Deep fakes are synthetic media in which a person's likeness is replaced with another's using AI and machine learning. The speaker acknowledges the potential for deep fakes to be a concern with the technology discussed, as creating convincing 3D representations of people can be misused to impersonate individuals. The video touches on the ethical considerations and the need for responsible development and use of such technology.

💡Metaverse

The metaverse is a collective virtual shared space, created by the convergence of virtually enhanced reality and physically persistent virtual reality. The speaker discusses the potential application of the technology in creating more immersive and interactive experiences within the metaverse, suggesting that the 3D digital humans could enhance the sense of presence and realism in virtual environments.

Highlights

Matthew, an Nvidia research engineer, discusses the technology behind 3D video conferencing and digital human creation.

The goal is to use AI to create high-quality, robust, and efficient digital humans from widely available online data.

3D digital humans have applications in telepresence, enabling digital presence across distances.

Nvidia explores bending reality to improve communication through stylized and personalized 3D avatars.

Generative Adversarial Networks (GANs) are utilized to convert random numbers into images of people that don't exist.

Nvidia's StyleGAN2 and StyleGAN3 are mentioned for their state-of-the-art image synthesis capabilities.

3D GANs or 3D aware GANs are trained using unstructured images of 2D people to generate multiview consistent 3D objects and scenes.

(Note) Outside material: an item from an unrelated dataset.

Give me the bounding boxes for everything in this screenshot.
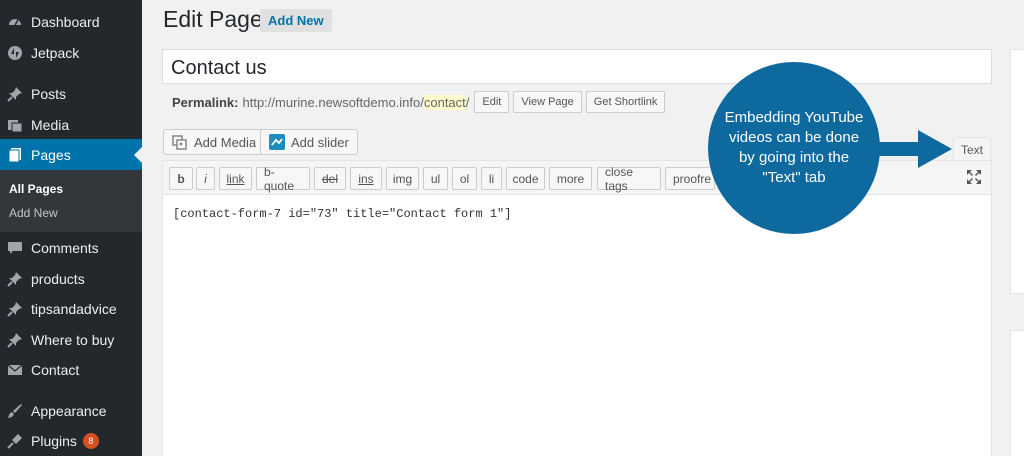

The challenge of training GANs lies in their computational cost and the need for a large number of synthesized images to converge.

Nvidia proposes a hybrid representation combining feature planes with a small MLP for efficient 3D representation.

A feedforward sampler is introduced to intelligently sample only the regions of space that are important for rendering.

The method achieves real-time performance on consumer hardware and uses single-view inputs for 3D avatar creation.

The process involves a two-step approach using deep feature extractors and vision transformers for high-resolution 3D representation.

The model shows amazing generalization to out-of-domain inputs, including stylized and cartoonish images.

Applications discussed include 3D telepresence for video conferencing, enhancing the sense of realism in metaverse interactions.

The technology allows for the composition of existing 2D modification methods into 3D, such as stylization and personalized avatars.

Nvidia's approach works entirely from 2D video, enabling features like eye contact editing and real-time translations.

The end-to-end latency for the 3D representation in video conferencing is about 80 to 100 milliseconds.

The potential for deep fakes is acknowledged, and responsible development and use of the technology are emphasized.